Stansfield deu um passo atrás.

— Não recrutamos escoteiros para fazer este trabalho. Sabem-no bem. Os escoteiros estão todos no FBI. Nós precisamos de gente disposta a esticar as regras... a fazer certas coisas que um indivíduo mentalmente estável nunca consideraria fazer.

Lewis assentiu com a cabeça e disse:

— E o senhor contratou-me para me manter atento... para garantir que temos agentes que sabem que há certos limites que não se ultrapassam, e estou a dizer-lhe que o Victor ultrapassará qualquer limite desde que isso o ajude a obter o que quer.

— Sabe que telefonei ao Stan ontem à noite e lhe disse para extrair o Victor e a equipa?

Lewis assentiu com a cabeça.

— O Victor alega que estavam a preparar-se para ir embora quando o Rapp mandou o chamariz.

— Estou a par disso.

— Acredita nele?

Lewis foi cuidadoso a responder.

— Não tenho a certeza de acreditar no que quer que o Victor diga.

— Mais alguma coisa?

— Uma coisa é tê-lo na quinta a brutalizar recrutas... mas largá-lo à solta em Paris... — Lewis abanou a cabeça. — Isso foi má ideia.

— E porque é que não me chamou a atenção para isto antes?

— Grande parte disto estava no meu último relatório.

Thomas Stansfield fixou os seus olhos frios, cinzentos e argutos no psicólogo.

— Recebo muitos relatórios. Porque é que não veio falar comigo?

Lewis suspirou e disse:

— Eu não estava presente quando ele foi recrutado, mas, ao longo do ano passado, fui ficando cada vez mais preocupado. E há também que ter o Stan em conta.

— O que é que ele tem?

— Vocês os dois são muito leais um ao outro.

— Conhecemo-nos há muito, e eu sei como ele é.

— Dá-me permissão para ser brutalmente honesto, senhor?

Stansfield sabia que aquelas palavras eram um sinal do treino das Forças Especiais a revelar-se no psicólogo, e também percebeu que, se pedia permissão para falar livremente, era porque diria algo altamente crítico acerca dele. Como nunca tinha tido medo da verdade, disse:

— Permissão dada.

— O senhor tem um ponto cego no que diz respeito ao Stan. Já por várias vezes tenho tentado fazê-lo ver certas coisas, e a Irene também, mas o senhor ignora-nos. Eu compreendo que ele tem uma carreira cheia e não há dúvida de que pode ter a sua utilidade, mas receio bem que torná-lo responsável por recrutar e treinar estes homens tenha sido um erro tremendo. E o Victor é a principal prova disso. O homem já devia ter sido expulso há anos.

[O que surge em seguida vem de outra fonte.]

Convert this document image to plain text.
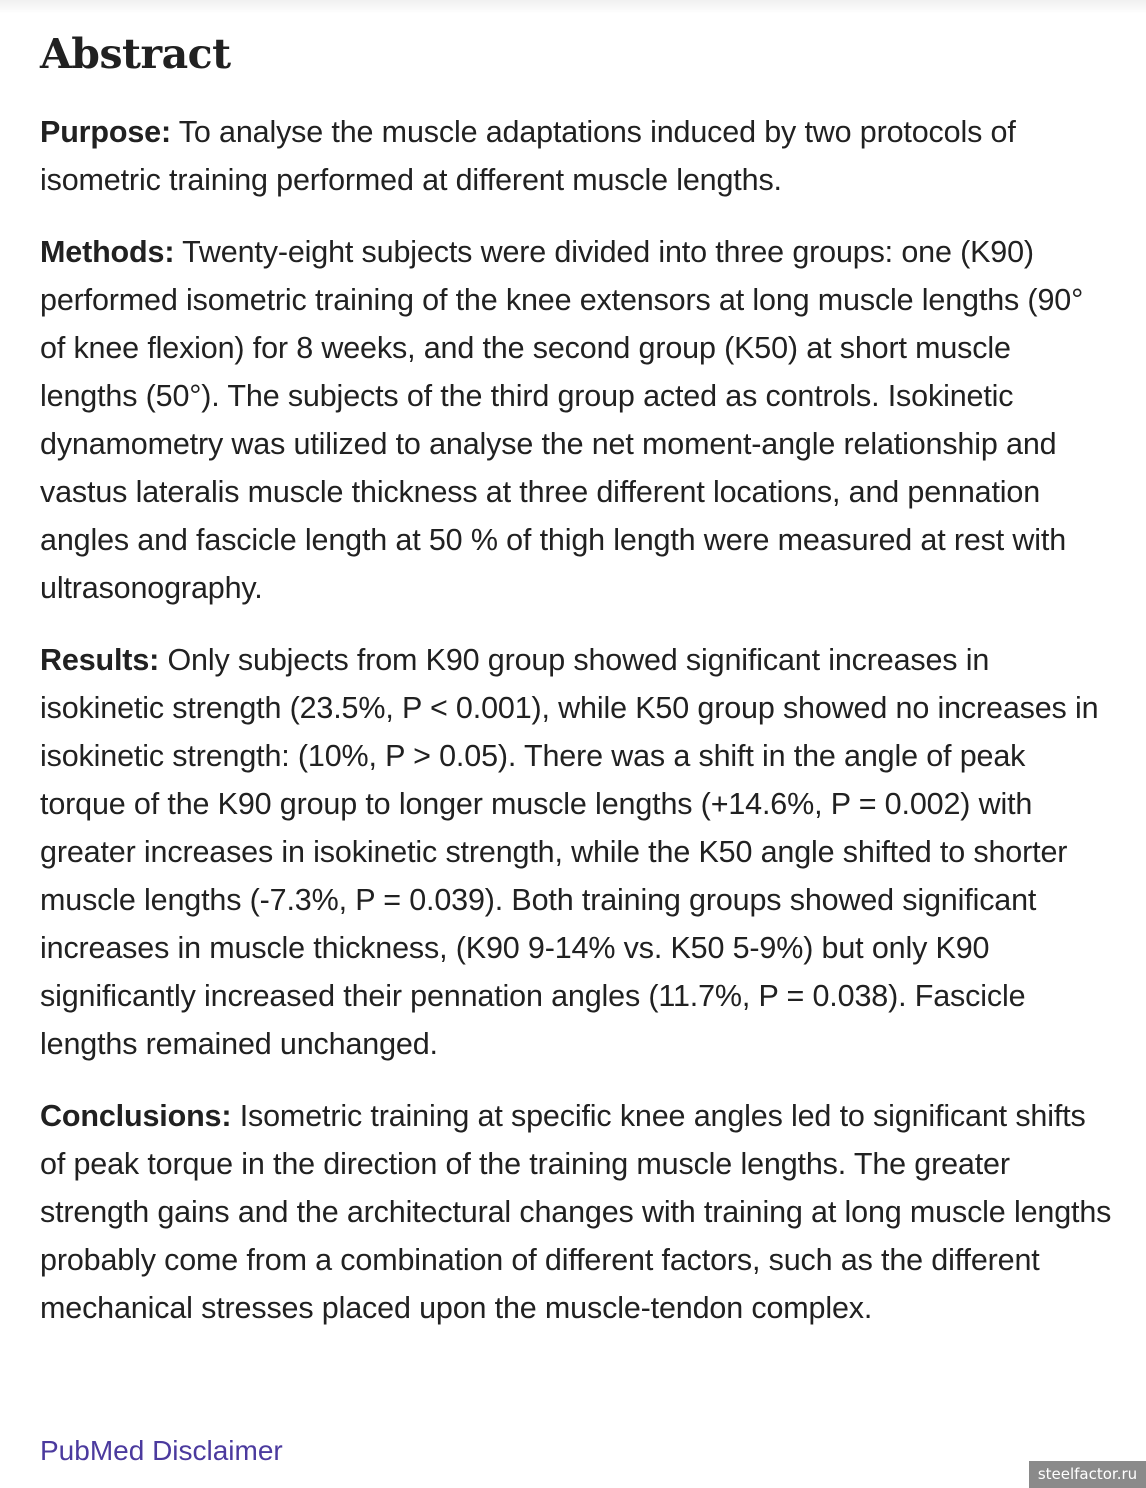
Abstract

Purpose: To analyse the muscle adaptations induced by two protocols of isometric training performed at different muscle lengths.

Methods: Twenty-eight subjects were divided into three groups: one (K90) performed isometric training of the knee extensors at long muscle lengths (90° of knee flexion) for 8 weeks, and the second group (K50) at short muscle lengths (50°). The subjects of the third group acted as controls. Isokinetic dynamometry was utilized to analyse the net moment-angle relationship and vastus lateralis muscle thickness at three different locations, and pennation angles and fascicle length at 50 % of thigh length were measured at rest with ultrasonography.

Results: Only subjects from K90 group showed significant increases in isokinetic strength (23.5%, P < 0.001), while K50 group showed no increases in isokinetic strength: (10%, P > 0.05). There was a shift in the angle of peak torque of the K90 group to longer muscle lengths (+14.6%, P = 0.002) with greater increases in isokinetic strength, while the K50 angle shifted to shorter muscle lengths (-7.3%, P = 0.039). Both training groups showed significant increases in muscle thickness, (K90 9-14% vs. K50 5-9%) but only K90 significantly increased their pennation angles (11.7%, P = 0.038). Fascicle lengths remained unchanged.

Conclusions: Isometric training at specific knee angles led to significant shifts of peak torque in the direction of the training muscle lengths. The greater strength gains and the architectural changes with training at long muscle lengths probably come from a combination of different factors, such as the different mechanical stresses placed upon the muscle-tendon complex.

PubMed Disclaimer
steelfactor.ru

Olhando pelo espelho unidirecional, Stansfield perguntou:

— Então o que recomenda que faça em relação a este problema?

— Mande o Victor embora e faça-o o mais depressa possível.

— E se ele não quiser demitir-se?

O psicólogo de olhos azuis e antigo soldado das Forças Especiais hesitou por um segundo e depois disse:

— Devia eliminá-lo.

Aquilo era bem mais sério do que tinha esperado. Considerava Lewis um homem pensativo que era muito escrupuloso quanto às suas recomendações. Era a primeira vez em três anos que sugeria tal coisa. Stansfield não tinha quaisquer ilusões quanto a quem era. Já matara e já tinha dado ordens para matar. Isso fazia parte do seu trabalho.

— Vou ter tudo isso em consideração. — Afastou-se do espelho e depois parou e olhou de novo para Lewis. — E o que lhe parece que deveria fazer com o Stan?

Apesar de ter umas quantas opiniões bem fortes acerca disso, Lewis não tinha a presunção de julgar que devesse comunicá-las a Stansfield.

— O senhor conhece-o melhor do que qualquer um de nós. Creio que será mais do que capaz de tomar essa decisão por si mesmo.

Um sorriso levíssimo enrugou a boca de Stansfield.

— É um homem esperto, doutor. Aprecio a sua honestidade.